Boltzmann Suppressed Ultraviolet Freeze-in

Abstract

If the dark matter mass $m$ exceeds the maximum temperature of the Universe ($T_{\rm max} < m$), then its production rate will be Boltzmann suppressed. The important implications of this Boltzmann suppression have been explored for dark matter freeze-in via renormalizable operators. Here we extend these considerations to the case of ultraviolet (UV) freeze-in for which freeze-in proceeds via non-renormalizable operators. The UV freeze-in variant has a number of appealing features, not least that a given effective field theory can describe a multitude of UV completions, and thus such analyses are model agnostic for a given high dimension freeze-in operator. We undertake model independent analyses of UV freeze-in for portal operators of general mass dimensions. Subsequently, we explore a number of specific examples, namely, Higgs portals, bino dark matter, and gravitino dark matter. Finally, we discuss how significant differences arise if one departs from the standard assumptions regarding inflationary reheating (i.e. transitions from an early matter dominated era to radiation domination). As a motivated example we examine the implications of early kination domination.
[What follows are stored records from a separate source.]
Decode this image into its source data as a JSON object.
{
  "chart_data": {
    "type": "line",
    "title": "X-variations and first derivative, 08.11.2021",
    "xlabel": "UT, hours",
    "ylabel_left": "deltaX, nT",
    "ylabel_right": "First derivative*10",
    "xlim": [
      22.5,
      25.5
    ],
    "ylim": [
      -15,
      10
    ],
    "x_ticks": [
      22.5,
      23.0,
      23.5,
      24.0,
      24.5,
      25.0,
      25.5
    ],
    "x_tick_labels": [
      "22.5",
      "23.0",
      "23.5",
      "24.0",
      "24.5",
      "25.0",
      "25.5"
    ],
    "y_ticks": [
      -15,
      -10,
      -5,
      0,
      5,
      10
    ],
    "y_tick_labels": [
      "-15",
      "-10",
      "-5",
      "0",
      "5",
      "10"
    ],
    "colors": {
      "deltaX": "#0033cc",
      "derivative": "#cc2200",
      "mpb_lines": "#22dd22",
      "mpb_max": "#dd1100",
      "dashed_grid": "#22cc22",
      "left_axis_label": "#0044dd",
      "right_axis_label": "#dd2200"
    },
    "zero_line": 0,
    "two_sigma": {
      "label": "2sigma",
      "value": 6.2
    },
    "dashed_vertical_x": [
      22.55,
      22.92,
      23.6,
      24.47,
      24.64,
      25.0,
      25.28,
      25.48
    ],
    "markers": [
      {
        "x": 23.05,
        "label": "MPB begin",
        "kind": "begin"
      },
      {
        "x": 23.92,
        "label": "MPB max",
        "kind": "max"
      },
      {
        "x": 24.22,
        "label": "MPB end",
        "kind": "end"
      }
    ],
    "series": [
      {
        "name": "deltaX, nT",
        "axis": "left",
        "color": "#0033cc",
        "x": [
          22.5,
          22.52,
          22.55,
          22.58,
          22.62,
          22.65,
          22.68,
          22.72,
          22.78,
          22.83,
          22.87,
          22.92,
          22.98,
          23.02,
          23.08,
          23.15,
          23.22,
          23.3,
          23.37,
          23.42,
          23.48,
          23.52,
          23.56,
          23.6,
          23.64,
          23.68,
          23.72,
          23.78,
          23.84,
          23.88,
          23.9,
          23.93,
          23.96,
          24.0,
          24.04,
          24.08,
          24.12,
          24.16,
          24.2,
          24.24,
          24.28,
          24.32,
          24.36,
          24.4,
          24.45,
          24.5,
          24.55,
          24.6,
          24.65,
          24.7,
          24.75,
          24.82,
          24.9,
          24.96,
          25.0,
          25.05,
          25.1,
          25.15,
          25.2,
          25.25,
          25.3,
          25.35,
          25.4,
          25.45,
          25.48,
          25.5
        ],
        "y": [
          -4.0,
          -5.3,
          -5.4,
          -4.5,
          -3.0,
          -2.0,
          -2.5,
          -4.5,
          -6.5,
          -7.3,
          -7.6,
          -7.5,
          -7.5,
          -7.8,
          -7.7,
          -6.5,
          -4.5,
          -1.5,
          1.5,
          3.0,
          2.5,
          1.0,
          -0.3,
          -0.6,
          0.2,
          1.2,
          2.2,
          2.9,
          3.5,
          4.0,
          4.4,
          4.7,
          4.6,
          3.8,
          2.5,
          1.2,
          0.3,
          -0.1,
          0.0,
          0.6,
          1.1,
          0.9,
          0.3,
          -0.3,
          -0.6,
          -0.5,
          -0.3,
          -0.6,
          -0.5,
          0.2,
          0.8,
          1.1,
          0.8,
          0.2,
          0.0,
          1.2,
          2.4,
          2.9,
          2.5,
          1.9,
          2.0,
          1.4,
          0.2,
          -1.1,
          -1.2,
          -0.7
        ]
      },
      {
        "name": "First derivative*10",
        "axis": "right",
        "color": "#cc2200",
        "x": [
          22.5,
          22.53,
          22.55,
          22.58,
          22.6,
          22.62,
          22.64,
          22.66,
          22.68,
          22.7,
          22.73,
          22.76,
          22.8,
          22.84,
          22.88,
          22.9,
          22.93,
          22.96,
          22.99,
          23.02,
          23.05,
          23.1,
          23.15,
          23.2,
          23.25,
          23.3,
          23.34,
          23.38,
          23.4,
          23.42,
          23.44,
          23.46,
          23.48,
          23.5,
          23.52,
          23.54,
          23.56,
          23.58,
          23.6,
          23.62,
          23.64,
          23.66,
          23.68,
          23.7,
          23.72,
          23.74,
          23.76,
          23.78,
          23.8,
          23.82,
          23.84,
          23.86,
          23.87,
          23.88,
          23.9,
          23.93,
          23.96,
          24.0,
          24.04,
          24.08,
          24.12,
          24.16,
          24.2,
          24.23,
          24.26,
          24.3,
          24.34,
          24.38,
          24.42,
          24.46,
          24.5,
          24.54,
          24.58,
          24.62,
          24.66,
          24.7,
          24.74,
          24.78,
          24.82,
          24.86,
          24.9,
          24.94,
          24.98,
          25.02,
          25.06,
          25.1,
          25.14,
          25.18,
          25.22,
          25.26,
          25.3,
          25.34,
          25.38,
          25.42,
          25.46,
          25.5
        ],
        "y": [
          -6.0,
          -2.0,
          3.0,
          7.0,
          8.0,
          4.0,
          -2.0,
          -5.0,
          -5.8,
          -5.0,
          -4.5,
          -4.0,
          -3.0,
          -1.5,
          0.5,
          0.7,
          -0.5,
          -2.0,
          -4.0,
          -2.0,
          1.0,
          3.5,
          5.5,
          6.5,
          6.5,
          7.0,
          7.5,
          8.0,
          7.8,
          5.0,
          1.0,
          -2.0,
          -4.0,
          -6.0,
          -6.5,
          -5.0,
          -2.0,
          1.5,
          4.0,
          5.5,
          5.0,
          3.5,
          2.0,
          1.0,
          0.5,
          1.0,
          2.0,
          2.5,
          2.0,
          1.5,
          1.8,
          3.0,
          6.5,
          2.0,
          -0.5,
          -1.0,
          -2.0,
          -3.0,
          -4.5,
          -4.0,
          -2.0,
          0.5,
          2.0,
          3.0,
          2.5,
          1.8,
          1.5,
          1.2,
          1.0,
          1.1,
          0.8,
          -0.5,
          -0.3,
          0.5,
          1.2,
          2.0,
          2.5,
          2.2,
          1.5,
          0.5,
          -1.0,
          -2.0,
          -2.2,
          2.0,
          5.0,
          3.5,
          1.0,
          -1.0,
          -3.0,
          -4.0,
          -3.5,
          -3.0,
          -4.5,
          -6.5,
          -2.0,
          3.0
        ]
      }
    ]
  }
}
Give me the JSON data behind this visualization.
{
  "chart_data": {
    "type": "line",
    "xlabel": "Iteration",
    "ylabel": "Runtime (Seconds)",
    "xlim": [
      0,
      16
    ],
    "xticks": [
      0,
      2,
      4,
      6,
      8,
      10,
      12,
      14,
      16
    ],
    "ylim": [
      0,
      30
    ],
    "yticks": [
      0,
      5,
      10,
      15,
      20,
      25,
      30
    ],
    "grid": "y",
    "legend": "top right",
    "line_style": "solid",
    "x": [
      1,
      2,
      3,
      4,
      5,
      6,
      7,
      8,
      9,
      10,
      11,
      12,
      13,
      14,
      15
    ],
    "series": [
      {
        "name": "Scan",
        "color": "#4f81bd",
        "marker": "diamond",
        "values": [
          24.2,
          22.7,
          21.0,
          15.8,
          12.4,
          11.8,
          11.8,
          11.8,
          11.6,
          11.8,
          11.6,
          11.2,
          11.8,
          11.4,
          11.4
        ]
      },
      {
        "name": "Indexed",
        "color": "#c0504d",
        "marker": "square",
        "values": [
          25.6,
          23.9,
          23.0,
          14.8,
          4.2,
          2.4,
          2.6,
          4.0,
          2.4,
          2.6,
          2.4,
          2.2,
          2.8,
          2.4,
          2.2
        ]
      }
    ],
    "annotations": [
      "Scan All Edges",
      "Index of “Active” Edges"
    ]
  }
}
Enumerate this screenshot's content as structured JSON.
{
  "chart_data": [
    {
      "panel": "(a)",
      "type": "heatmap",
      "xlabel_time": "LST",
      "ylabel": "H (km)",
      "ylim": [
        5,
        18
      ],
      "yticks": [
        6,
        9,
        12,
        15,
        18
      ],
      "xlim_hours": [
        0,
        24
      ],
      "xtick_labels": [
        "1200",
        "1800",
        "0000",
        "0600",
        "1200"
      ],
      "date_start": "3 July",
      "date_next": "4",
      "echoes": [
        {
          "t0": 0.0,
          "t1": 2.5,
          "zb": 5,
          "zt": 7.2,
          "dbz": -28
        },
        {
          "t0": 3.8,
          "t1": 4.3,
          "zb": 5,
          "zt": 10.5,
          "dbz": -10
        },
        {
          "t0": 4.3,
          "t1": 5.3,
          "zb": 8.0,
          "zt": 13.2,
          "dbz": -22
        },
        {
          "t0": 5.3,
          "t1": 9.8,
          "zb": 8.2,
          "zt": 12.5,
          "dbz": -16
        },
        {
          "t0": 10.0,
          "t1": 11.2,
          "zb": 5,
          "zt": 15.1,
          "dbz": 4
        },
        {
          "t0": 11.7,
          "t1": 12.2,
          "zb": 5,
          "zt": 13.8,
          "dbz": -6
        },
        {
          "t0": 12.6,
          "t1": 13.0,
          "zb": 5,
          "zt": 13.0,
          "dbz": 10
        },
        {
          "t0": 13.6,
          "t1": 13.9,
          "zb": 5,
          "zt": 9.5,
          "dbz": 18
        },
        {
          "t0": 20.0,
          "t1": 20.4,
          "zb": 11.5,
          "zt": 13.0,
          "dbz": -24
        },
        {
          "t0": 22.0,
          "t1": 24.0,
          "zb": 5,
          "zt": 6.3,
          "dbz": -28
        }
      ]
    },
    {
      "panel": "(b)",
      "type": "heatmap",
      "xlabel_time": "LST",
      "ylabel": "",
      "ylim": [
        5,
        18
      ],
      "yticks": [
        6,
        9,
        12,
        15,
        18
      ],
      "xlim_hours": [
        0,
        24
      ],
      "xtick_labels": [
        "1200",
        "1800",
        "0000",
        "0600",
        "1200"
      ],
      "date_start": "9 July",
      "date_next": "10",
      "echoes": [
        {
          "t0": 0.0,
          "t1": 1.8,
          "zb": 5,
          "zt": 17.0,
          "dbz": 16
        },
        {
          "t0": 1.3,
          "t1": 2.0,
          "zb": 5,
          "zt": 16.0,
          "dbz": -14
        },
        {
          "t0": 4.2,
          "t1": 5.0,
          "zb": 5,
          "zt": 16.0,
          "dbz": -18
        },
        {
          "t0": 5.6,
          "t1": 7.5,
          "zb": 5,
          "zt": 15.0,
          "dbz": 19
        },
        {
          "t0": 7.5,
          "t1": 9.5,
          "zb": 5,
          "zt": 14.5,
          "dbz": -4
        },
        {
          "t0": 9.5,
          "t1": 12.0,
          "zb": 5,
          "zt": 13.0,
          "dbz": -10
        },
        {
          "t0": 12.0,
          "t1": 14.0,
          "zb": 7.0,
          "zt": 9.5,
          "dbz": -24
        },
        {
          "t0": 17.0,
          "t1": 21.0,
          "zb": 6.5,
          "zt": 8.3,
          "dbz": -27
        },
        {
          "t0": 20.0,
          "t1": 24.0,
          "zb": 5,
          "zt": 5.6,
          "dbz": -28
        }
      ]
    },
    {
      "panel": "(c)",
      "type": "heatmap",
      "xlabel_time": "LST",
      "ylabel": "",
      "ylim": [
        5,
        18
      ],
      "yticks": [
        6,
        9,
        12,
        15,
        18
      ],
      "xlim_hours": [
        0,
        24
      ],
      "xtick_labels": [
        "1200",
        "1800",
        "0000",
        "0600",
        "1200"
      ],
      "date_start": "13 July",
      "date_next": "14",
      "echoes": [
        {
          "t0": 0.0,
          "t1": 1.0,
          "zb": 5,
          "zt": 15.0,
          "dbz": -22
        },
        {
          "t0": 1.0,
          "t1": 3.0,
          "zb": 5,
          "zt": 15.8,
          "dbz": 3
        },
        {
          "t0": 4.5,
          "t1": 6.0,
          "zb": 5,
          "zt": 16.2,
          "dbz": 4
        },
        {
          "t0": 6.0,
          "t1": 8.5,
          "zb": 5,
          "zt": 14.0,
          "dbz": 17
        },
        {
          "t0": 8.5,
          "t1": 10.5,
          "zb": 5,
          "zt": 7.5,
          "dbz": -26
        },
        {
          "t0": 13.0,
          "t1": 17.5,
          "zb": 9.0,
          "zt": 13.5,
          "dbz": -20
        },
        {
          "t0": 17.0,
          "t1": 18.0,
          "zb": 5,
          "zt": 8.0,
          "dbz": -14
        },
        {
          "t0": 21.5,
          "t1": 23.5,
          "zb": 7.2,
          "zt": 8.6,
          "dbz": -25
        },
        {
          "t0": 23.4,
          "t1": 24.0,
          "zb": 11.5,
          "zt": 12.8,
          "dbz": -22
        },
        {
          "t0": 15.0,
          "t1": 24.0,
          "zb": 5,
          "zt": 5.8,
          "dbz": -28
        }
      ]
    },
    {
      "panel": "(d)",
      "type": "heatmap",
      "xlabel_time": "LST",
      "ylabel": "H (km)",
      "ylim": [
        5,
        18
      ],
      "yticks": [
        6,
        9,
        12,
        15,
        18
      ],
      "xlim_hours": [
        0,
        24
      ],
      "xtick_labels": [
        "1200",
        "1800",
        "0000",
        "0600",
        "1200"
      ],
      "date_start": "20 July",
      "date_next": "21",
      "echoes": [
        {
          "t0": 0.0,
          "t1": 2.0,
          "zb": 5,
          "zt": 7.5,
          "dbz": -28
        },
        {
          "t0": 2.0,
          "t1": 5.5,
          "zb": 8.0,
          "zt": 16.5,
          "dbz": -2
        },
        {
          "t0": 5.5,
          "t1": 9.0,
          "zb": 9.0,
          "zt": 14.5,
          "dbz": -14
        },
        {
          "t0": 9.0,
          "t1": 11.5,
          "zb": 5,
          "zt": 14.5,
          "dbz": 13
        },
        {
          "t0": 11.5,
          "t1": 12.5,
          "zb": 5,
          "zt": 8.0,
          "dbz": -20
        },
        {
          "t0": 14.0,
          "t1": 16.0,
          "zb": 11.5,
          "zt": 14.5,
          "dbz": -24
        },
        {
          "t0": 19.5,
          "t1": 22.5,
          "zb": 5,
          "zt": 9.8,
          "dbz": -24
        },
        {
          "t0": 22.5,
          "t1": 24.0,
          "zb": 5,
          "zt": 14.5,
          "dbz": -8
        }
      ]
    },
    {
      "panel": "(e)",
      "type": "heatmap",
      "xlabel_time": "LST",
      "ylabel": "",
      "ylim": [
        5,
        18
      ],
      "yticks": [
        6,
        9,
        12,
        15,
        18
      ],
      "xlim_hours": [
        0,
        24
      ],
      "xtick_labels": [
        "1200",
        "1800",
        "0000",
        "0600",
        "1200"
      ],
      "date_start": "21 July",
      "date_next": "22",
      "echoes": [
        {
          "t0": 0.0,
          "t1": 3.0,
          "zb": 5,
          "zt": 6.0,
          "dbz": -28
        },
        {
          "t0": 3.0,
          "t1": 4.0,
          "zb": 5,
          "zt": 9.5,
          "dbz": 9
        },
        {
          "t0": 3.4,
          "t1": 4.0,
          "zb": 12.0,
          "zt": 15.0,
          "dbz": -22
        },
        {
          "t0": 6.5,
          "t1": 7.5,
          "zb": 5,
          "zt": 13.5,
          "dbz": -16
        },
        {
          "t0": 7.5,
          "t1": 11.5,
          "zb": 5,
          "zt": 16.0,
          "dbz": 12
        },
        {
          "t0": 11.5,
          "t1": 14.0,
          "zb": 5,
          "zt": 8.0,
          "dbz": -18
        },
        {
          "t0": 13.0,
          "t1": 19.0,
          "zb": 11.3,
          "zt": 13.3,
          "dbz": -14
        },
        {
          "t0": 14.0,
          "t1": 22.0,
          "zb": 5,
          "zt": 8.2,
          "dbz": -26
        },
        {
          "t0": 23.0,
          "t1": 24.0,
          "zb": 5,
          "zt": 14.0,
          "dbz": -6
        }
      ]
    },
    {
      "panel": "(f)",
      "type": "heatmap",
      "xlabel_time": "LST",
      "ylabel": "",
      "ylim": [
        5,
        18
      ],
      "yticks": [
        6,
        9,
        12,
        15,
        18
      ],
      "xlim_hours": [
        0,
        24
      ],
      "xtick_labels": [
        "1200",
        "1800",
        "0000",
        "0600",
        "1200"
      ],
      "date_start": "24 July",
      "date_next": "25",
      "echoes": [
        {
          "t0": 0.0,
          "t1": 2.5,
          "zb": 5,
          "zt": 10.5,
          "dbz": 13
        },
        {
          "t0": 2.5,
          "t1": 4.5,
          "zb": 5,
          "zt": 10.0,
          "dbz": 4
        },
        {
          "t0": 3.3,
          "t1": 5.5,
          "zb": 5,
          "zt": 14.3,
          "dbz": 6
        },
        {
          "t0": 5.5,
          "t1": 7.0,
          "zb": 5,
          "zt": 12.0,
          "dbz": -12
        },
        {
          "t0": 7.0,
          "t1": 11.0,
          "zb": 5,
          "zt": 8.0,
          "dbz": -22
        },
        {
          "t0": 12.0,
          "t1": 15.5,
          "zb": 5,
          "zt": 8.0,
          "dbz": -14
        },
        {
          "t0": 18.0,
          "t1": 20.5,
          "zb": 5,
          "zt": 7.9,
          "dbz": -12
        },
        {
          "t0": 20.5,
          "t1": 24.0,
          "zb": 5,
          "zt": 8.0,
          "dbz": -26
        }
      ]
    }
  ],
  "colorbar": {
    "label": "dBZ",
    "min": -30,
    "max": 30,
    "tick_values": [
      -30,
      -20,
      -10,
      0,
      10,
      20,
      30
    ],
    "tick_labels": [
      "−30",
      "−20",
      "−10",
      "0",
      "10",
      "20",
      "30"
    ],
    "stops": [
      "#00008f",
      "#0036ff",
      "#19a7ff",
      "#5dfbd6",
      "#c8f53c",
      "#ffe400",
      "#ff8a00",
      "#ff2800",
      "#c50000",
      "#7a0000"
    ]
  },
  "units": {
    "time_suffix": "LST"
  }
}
Boltzmann suppressed UV freeze-in is well motivated and permits a number of compelling scenarios. In particular, we highlight that for $T_{\rm max} \sim$ 1 TeV it is feasible that the freeze-in mechanism is entirely realized within a couple of orders of magnitude of the TeV scale, making it experimentally accessible in contrast to traditional freeze-in scenarios.

Figures (9)

• Figure 1: Instantaneous reheating. The thick black solid lines show the parameter values that reproduce the observed dark matter abundance (that is Eq. \ref{['eq:Yafter']}). The thin black dashed correspond to the relativistic and non-relativistic approximations (cf. Eq. \ref{['eq:Yafter-app']}), for $n=2$ (mass dimension six freeze-in operator). The transition between the two regimes is depicted by the dotted red lines $m = T_\text{rh}$. The red bands correspond to the regions where the EFT approach breaks ($m > \Lambda$ and $T_\text{rh} > \Lambda$), and the thermalization limit (i.e. in this region the dark matter enters thermal equilibrium with the Standard Model bath).
• Figure 2: Instantaneous reheating. As Figure \ref{['fig:plots']} but for different values of $n$. With $n=0$, 2, 4, 6 corresponding to freeze-in operators of dimension 5, 6, 7, 8, respectively. We check that along each curve the dark matter does not enter equilibrium with the visible sector.
• Figure 3: Non-instantaneous reheating. The thick black line shows the parameter values for which the observed dark matter abundance is reproduced. The thin dashed correspond to the relativistic and non-relativistic approximations: black after reheating (that is, the same as in Figure \ref{['fig:plots']}) and blue during reheating. The transition between the three regimes is depicted by the dotted red lines $m = T_\text{rh}$ and $m = T_\text{max}$. The red bands indicate $m > \Lambda$ or $T_\text{max} > \Lambda$. We assume $n=2$ and $L=0$, and that prior to reheating the Universe was in an early matter dominated phase.
• Figure 4: Non-instantaneous reheating. As Figure \ref{['fig:plots3']} but for different values of $n$ with $L=0$. With $n=0$, 2, 4, 6 corresponding to freeze-in operators of mass dimension 5, 6, 7, 8, respectively. We check that along each curve the dark matter does not enter equilibrium with the visible sector.
• Figure 5: Dimension-five Higgs portal. Left. We consider fermion dark matter undergoing Boltzmann suppressed UV freeze-in via the Higgs portal, i.e. $\frac{1}{\Lambda}|H|^2\bar{q}q$ leading to $\frac{m_q}{\Lambda m_h^2}\bar{\chi}\chi\bar{q}q$. Taking the instantaneous reheating approximation, and including the $p$-wave ($L=1$) suppression (cf. Appendix \ref{['sec:app']}), we show contours of $T_\text{rh}$ that give correct relic density of dark matter as $m$ and $\Lambda$ are varied. Experimental bounds from direct detection "DD" and invisible Higgs decay "BR$_{\rm inv}$" are overlaid. The shaded region indicates where EFT breaks down. We confirm that the dark matter does not equilibrate with the Standard Model over the relevant parameter space. Right. We recast the LH panel in the familiar direct detection parameter space, showing the exclusion on the spin-independent scattering cross section from XENONnT XENON:2025vwd, PandaX-4T PandaX:2024qfu, and LUX-ZEPLIN LZ:2022lsv. We also indicate the "neutrino fog" (green), where direct detection becomes challenging.